Dejé que se aflojaran las cuerdas del violonchelo. Ya
no subo a la tribuna de los órganos. Ya no pongo en marcha los fuelles. Ya no
me siento frente a teclados amarillos.
Dejo descansar este libro que escribo en el sillón de
plástico situado frente a mí sobre la hierba, donde había apoyado los pies. Tan
sólo mi cabeza queda debajo del enebro.
El silencio es una suerte de estrépito ensordecedor.
La luz blanca, espesa, lenta, quemante ha invadido mis
piernas. El calor de la luz es tal que las cubre de agua.

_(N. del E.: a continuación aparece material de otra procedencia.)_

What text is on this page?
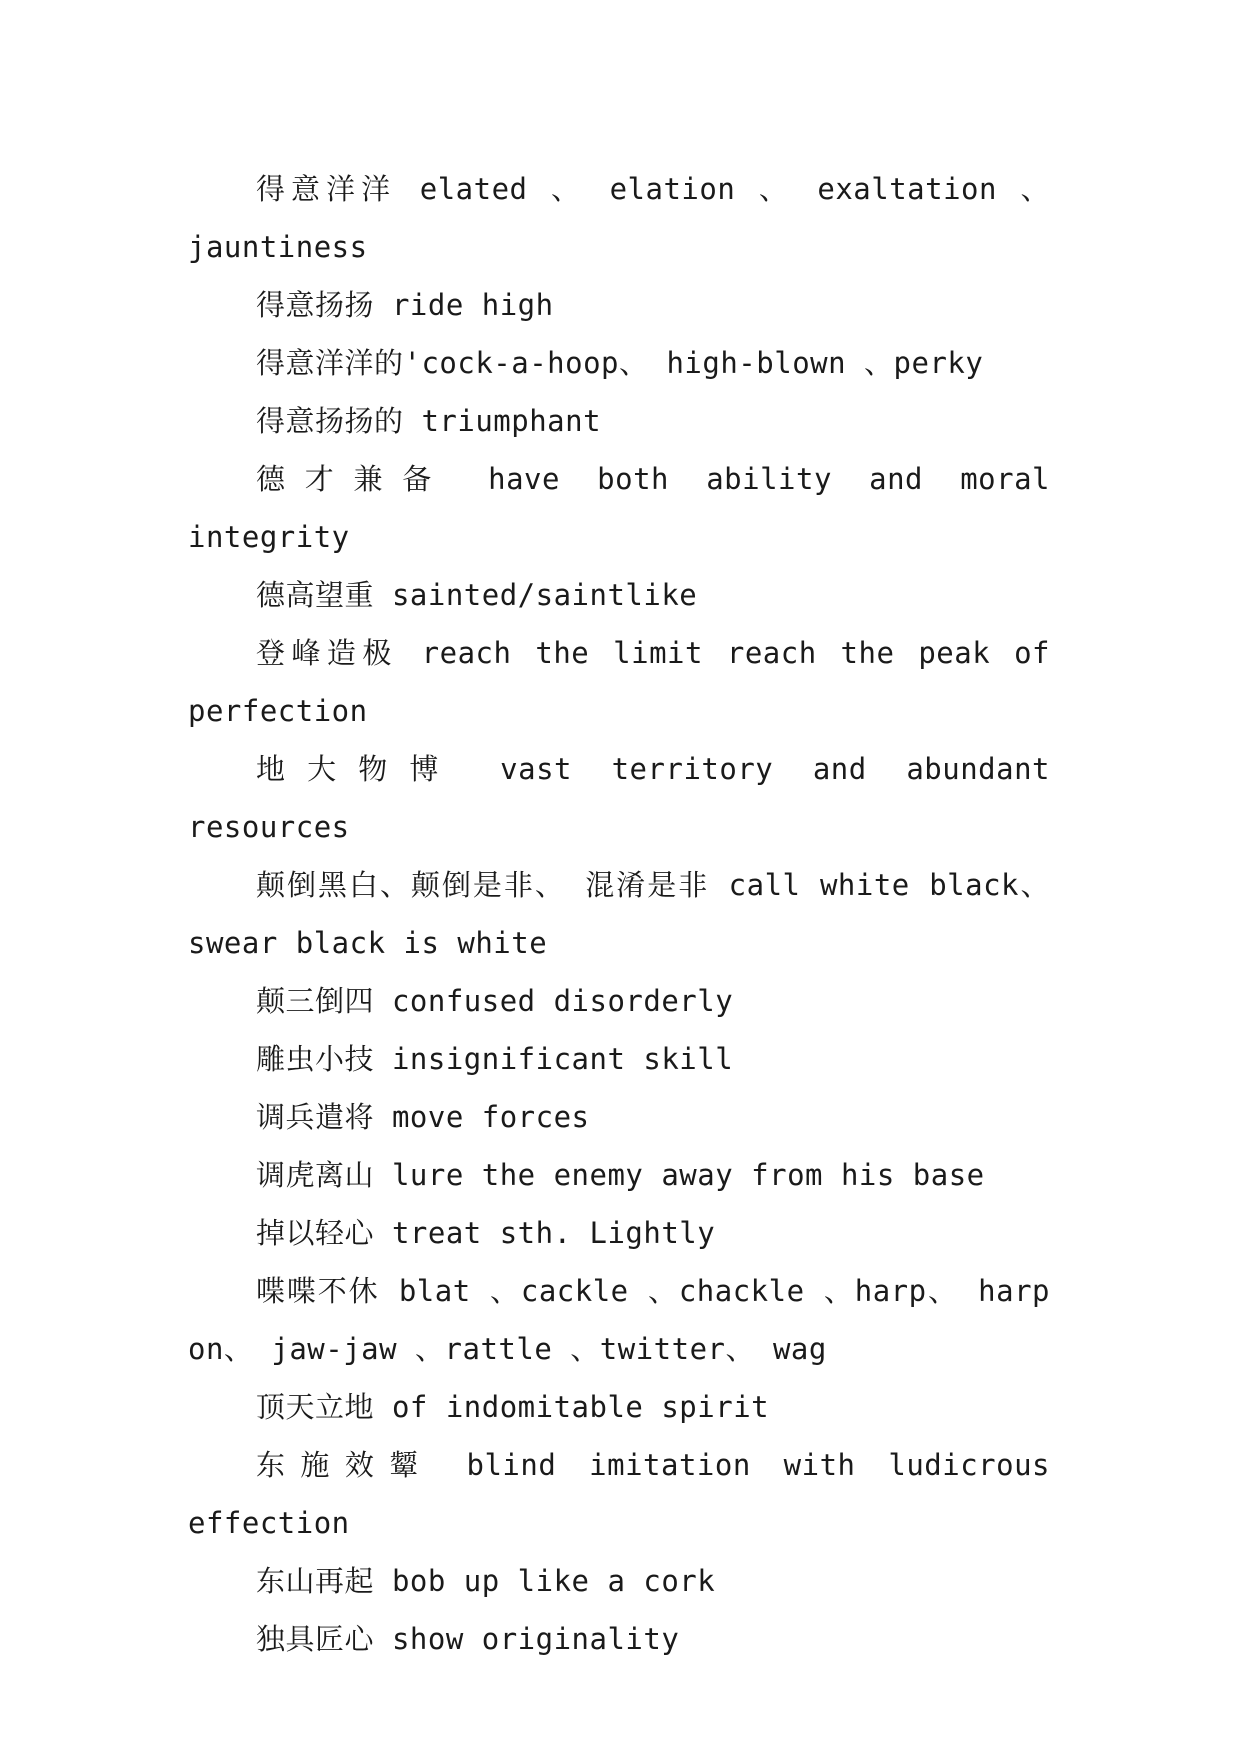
得意洋洋 elated 、 elation 、 exaltation 、 jauntiness

得意扬扬 ride high

得意洋洋的'cock-a-hoop、 high-blown 、perky

得意扬扬的 triumphant

德才兼备 have both ability and moral integrity

德高望重 sainted/saintlike

登峰造极 reach the limit reach the peak of perfection

地大物博 vast territory and abundant resources

颠倒黑白、颠倒是非、 混淆是非 call white black、 swear black is white

颠三倒四 confused disorderly

雕虫小技 insignificant skill

调兵遣将 move forces

调虎离山 lure the enemy away from his base

掉以轻心 treat sth. Lightly

喋喋不休 blat 、cackle 、chackle 、harp、 harp on、 jaw-jaw 、rattle 、twitter、 wag

顶天立地 of indomitable spirit

东施效颦 blind imitation with ludicrous effection

东山再起 bob up like a cork

独具匠心 show originality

Corro hacia atrás los sillones de plástico en la
hierba. La vida es agotadora. Mi cabeza da vueltas, pero es cierto que yo giro
la cabeza. El jardín tiene menos flores.
La estación se precipita.
Son
ciertas, las yemas húmedas cargadas de tiempo. La cabeza girando contra el día,
toda la noche.
Retiro
la sal, ciminum, la especia sedante.
El cuerpo de un pescado, de un celacanto destripado. Sus cuerdas de vientre
resuenan al otro lado de la estancia.
Amaso
o macero el cuerpo, su nombre depravado y extinto. Su fuelle sin nombre de
cabeza, sus cuerdas de vientre. Suspiran y silencian igual que los míos: fuelle
sin nombre, tribuna de los órganos.
También
siento náuseas, afonía mientras avanzo. En mi estómago guardo el disturbio de
la música y el agua. Mi cabeza da vueltas, pero es cierto que yo giro la
cabeza.
No
hay muerte, sólo un cruzar lento.
Tengo
en la boca un nombre todo el día y toda la noche.